NFSv3 vs NFSv4 vs iSCSI for ESXI datastores

Notice: Page may contain affiliate links for which we may earn a small commission through services like Amazon Affiliates or Skimlinks.

zxv

The more I C, the less I see.
Sep 10, 2017
156
57
28
Instead of iSCSI you may try iSER? Btw anyone know when ESXi will add NVMeOF initiator?
I've started testing iSER, and it does have lower latency, but it adds a bunch of new issues.
Vsphere 6 cannot mount iscsi/iser LUNS that have a 4K block size.

I've reformatted iodrive2s as 512 byte block size, and can mount them via iSER, but on the target side, I/O fails with "unaligned DMA" kernel messages.

iSER exported zvols work, but has low performance compared to the NVMe or SSD raw device.
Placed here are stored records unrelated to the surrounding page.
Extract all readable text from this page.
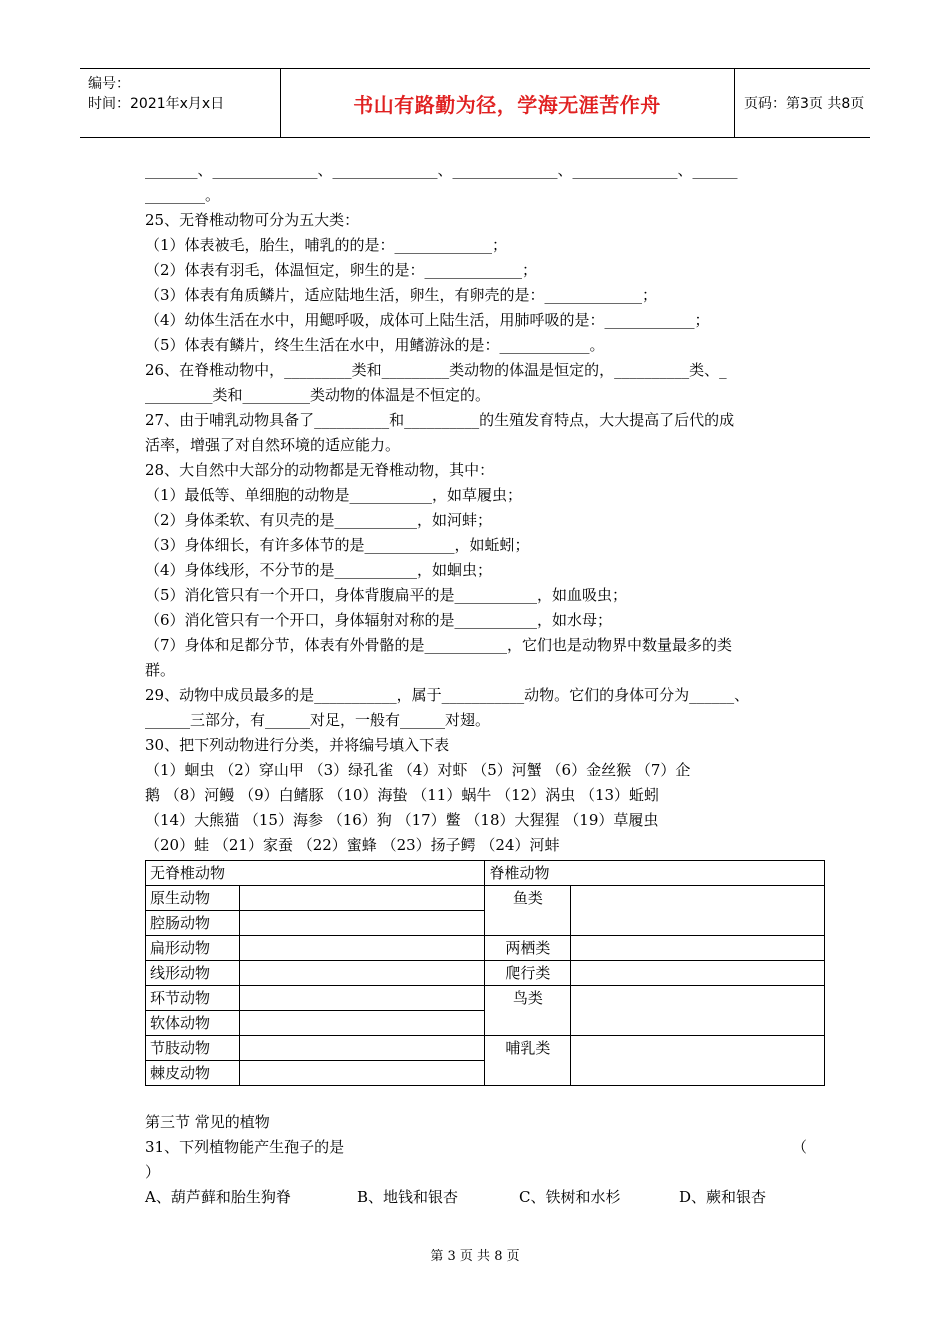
编号：
时间：2021年x月x日	书山有路勤为径，学海无涯苦作舟	页码：第3页 共8页
_______、______________、______________、______________、______________、______
________。
25、无脊椎动物可分为五大类：
（1）体表被毛，胎生，哺乳的的是：_____________；
（2）体表有羽毛，体温恒定，卵生的是：_____________；
（3）体表有角质鳞片，适应陆地生活，卵生，有卵壳的是：_____________；
（4）幼体生活在水中，用鳃呼吸，成体可上陆生活，用肺呼吸的是：____________；
（5）体表有鳞片，终生生活在水中，用鳍游泳的是：____________。
26、在脊椎动物中，_________类和_________类动物的体温是恒定的，__________类、_
_________类和_________类动物的体温是不恒定的。
27、由于哺乳动物具备了__________和__________的生殖发育特点，大大提高了后代的成
活率，增强了对自然环境的适应能力。
28、大自然中大部分的动物都是无脊椎动物，其中：
（1）最低等、单细胞的动物是___________，如草履虫；
（2）身体柔软、有贝壳的是___________，如河蚌；
（3）身体细长，有许多体节的是____________，如蚯蚓；
（4）身体线形，不分节的是___________，如蛔虫；
（5）消化管只有一个开口，身体背腹扁平的是___________，如血吸虫；
（6）消化管只有一个开口，身体辐射对称的是___________，如水母；
（7）身体和足都分节，体表有外骨骼的是___________，它们也是动物界中数量最多的类
群。
29、动物中成员最多的是___________，属于___________动物。它们的身体可分为______、
______三部分，有______对足，一般有______对翅。
30、把下列动物进行分类，并将编号填入下表
（1）蛔虫 （2）穿山甲 （3）绿孔雀 （4）对虾 （5）河蟹 （6）金丝猴 （7）企
鹅 （8）河鳗 （9）白鳍豚 （10）海蛰 （11）蜗牛 （12）涡虫 （13）蚯蚓
（14）大熊猫 （15）海参 （16）狗 （17）鳖 （18）大猩猩 （19）草履虫
（20）蛙 （21）家蚕 （22）蜜蜂 （23）扬子鳄 （24）河蚌
无脊椎动物		脊椎动物	
原生动物		鱼类	
腔肠动物			
扁形动物		两栖类	
线形动物		爬行类	
环节动物		鸟类	
软体动物			
节肢动物		哺乳类	
棘皮动物			
第三节 常见的植物
31、下列植物能产生孢子的是	（
）
A、葫芦藓和胎生狗脊	B、地钱和银杏	C、铁树和水杉	D、蕨和银杏
第 3 页 共 8 页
So yea, NVMeOF seems the way forward, and I'm looking at avoiding ESXI, and using KVM instead to do so, since there are fewer limitations there.
 

zxv

The more I C, the less I see.
Sep 10, 2017
156
57
28
I tried iSER a couple of weeks ago on the latest 6.7. Using latest mellanox drivers for 50gb card. Guests stopped responding. Looked at esxi console. Purple screen of death :( I haven't had the time or motivation to take another look at it...
I've seen some purple screens as well for certain combinations of versions. I've not see purple screens when sticking with supported versions of packages though.

Whats' worse yet though, is, if an iser device attaches but I/O does not complete, the system will hang, and then when the system reboots it re-attaches the device upon boot, and hangs early during boot. The only solution is to reinstall the whole system.

To avoid this, I'd recommend: 1) test using iscsi first (not iser), to make sure there are not configuration issues, then 2) test RDMA bandwidth and make sure flow control is working, then finally, test iSER.
 

efschu2

Member
Feb 14, 2019
68
12
8
I took your suggestion and did some research this weekend. Conclusion ZoL has much better performance on CentOS, but is still slow.

For comparison, same hardware, default settings ZoL 0.7.9, benchmarked with pg_test_fsync

Ubuntu 2200 iops
Debian 2000 iops
CentOS 8000 iops

FreeBSD 16000 iops

Ubuntu + XFS 34000 iops
Ubuntu + EXT4 32000 iops
Ubuntu + BcacheFS 14000 iops
You could try CentOS instead of Ubuntu for ZFS and then retest your iSER target (but would recommend SCST over iLO)

Btw could you share some benchmark results on iSER ramdisk target?
 

dswartz

Active Member
Jul 14, 2011
610
79
28
I've seen some purple screens as well for certain combinations of versions. I've not see purple screens when sticking with supported versions of packages though.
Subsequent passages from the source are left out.